Migrant Ecologies Project’s Railtrack Songmaps creates a multimedia archive of rela- tions between people and different species of birds along the railtracks at Tanglin Halt, a historic quarter in Singapore undergoing urbanisation and rapid environmental change. Its iteration at the festival takes the form of a sound assemblage installed in Berwick’s Town Hall Old Gaol. The sounds of bird calls, people’s stories of living with and learning from the birds, and the lyricism of the Malay-language pantun verses inspired by bird songs, make their temporary homes in the cells whose passage of time and past dreams of flight are marked by the graffiti on the wooden wall panels, etched by the prisoners that have passed through these cells, of ships and boats in voyage during the eighteenth century.

We are delighted that Davis, Diaz, Chong, and Bandasak are joining this year’s festival. The durational practices and creative processes of Animistic Apparatus’s featured artists explore ecologies and worlds damaged by colonising ambitions where the potential for change may lie in radical forms of entanglement between ghostly presence, nonhuman beings, and powerless humans.
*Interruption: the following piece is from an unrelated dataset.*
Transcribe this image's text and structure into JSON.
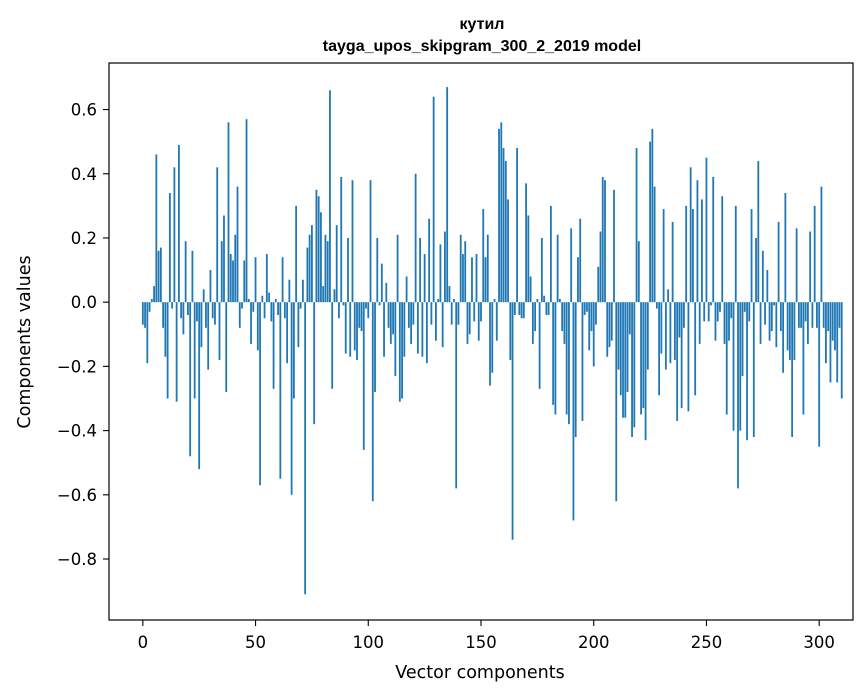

The artists are speaking about their practices at the first Animistic Apparatus seminar ‘Ecologies and Art in Southeast Asia.’ In the second Animistic Apparatus seminar, the project’s curators join lololol, a collective who participated in the project’s recent field trip in northeast Thailand, and exhibiting artist George Clark, to exchange stories of our experiments with using spaces of ritualistic film projection as sites for artistic practice and inquiry.

Animistic Apparatus is a curatorial and book writing project initiated by May Adadol Ingawanij in collaboration with Julian Ross (University of Westminster). This iteration of the project is guest produced by Bangkok-based curator Mary Pansanga. We are grateful for the kind support of the British Academy’s Mid-career Fellowship; the Centre for Research and Education in Arts and Media (CREAM), University of Westminster; and the Asia-Europe Foundation (ASEF).